Fitch maintains negative rating for ICE

The rating agency Fitch maintains a negative rating for ICE, as reported by the National Stock Exchange through a relevant event aimed at the financial market.

The Negative Outlook reflects its close link with the rating that Fitch gave to Costa Rica [B + Negative Perspective], given its strategic importance to the country and the potentially important negative socio-political and financial implications of any financial difficulty at the company level.

According to Fitch, the reason to maintain this rating is:

-Weak Corporate Governance and Financial Transparency: The Individual Credit Profile (SCP) of ICE was revised to ‘b +’ from ‘bb-‘ on an international scale due to uncertainty in the future strategic management. The above in conjunction with a poor transparency in the financial statements and a high leverage profile, ie more credits than invested capital.
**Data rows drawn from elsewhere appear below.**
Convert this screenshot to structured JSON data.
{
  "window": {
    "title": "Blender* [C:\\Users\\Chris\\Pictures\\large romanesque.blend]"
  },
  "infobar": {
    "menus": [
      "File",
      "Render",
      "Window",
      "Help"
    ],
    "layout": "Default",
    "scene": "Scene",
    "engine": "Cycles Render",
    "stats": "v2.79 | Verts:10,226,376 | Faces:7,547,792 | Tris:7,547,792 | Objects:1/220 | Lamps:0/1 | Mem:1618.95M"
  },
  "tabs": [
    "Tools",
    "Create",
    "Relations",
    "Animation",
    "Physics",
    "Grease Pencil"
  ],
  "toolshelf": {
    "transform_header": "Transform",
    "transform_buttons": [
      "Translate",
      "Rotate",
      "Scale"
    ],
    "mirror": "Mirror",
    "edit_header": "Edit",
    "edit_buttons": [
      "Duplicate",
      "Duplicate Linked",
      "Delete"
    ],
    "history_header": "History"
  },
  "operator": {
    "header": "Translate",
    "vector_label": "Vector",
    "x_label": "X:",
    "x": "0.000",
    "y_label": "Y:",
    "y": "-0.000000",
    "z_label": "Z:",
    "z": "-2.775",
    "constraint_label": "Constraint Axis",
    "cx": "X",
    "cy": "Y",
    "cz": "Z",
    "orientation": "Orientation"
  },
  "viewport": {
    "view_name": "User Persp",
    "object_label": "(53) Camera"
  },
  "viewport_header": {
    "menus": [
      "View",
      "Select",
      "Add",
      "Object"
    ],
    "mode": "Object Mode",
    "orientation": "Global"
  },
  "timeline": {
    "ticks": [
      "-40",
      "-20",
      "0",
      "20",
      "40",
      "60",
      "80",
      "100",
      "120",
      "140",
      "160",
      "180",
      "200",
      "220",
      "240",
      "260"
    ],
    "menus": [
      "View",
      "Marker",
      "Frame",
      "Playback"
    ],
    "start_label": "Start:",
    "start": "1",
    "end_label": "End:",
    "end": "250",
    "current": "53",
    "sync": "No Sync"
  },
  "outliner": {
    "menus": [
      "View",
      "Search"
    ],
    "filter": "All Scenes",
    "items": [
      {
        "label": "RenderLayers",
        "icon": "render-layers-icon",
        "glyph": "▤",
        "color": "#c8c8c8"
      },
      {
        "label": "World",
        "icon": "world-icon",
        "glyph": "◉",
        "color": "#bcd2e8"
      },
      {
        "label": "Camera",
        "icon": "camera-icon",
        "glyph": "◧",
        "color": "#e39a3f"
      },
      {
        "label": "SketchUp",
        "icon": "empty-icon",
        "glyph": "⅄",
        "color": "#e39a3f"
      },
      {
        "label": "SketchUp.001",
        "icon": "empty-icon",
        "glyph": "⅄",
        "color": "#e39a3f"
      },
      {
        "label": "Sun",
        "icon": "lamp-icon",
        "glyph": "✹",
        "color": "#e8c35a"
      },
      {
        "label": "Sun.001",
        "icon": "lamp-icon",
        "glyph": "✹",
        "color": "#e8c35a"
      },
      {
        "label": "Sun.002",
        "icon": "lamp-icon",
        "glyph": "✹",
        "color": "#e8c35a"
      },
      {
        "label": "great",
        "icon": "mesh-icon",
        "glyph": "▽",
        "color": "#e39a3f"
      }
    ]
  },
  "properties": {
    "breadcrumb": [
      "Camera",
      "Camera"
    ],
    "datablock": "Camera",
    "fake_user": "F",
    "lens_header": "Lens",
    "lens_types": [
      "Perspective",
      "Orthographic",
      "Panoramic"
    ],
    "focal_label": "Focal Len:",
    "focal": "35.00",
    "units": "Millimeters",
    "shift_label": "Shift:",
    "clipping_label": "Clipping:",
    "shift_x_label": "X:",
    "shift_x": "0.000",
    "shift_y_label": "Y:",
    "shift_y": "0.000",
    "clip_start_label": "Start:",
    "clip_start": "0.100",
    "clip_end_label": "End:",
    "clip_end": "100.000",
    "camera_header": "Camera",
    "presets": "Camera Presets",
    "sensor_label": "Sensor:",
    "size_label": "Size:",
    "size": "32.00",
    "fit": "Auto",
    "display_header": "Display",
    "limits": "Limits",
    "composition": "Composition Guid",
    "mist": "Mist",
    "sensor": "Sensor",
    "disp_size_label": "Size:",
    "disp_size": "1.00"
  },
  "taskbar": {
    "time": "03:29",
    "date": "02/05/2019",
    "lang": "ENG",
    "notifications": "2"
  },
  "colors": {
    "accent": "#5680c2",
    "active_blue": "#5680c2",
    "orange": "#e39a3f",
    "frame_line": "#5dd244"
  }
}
-Cancellation of the Diquís Project: Diquís was a project of a 650MW hydroelectric power plant designed under the Generation Expansion Plan (PEG 2014-2018), which previously estimated the electricity demand for 2026 at 14,000GWh per year (30% increase compared to 2017); however, PEG 2018-2040 determined that the plant was no longer part of the optimal minimum cost plan.

-High Exposure to Regulatory Interference and Policy: ICE is exposed to the risk of regulatory interference given the lack of transparency and clarity in electricity tariff schemes. Each year, the company submits a tariff list of electricity to the regulator for approval.

-Diversified Asset Portfolio: The ratings reflect the reduced business risk of the company due to the diversification of operations and the positive characteristics of a public service provider.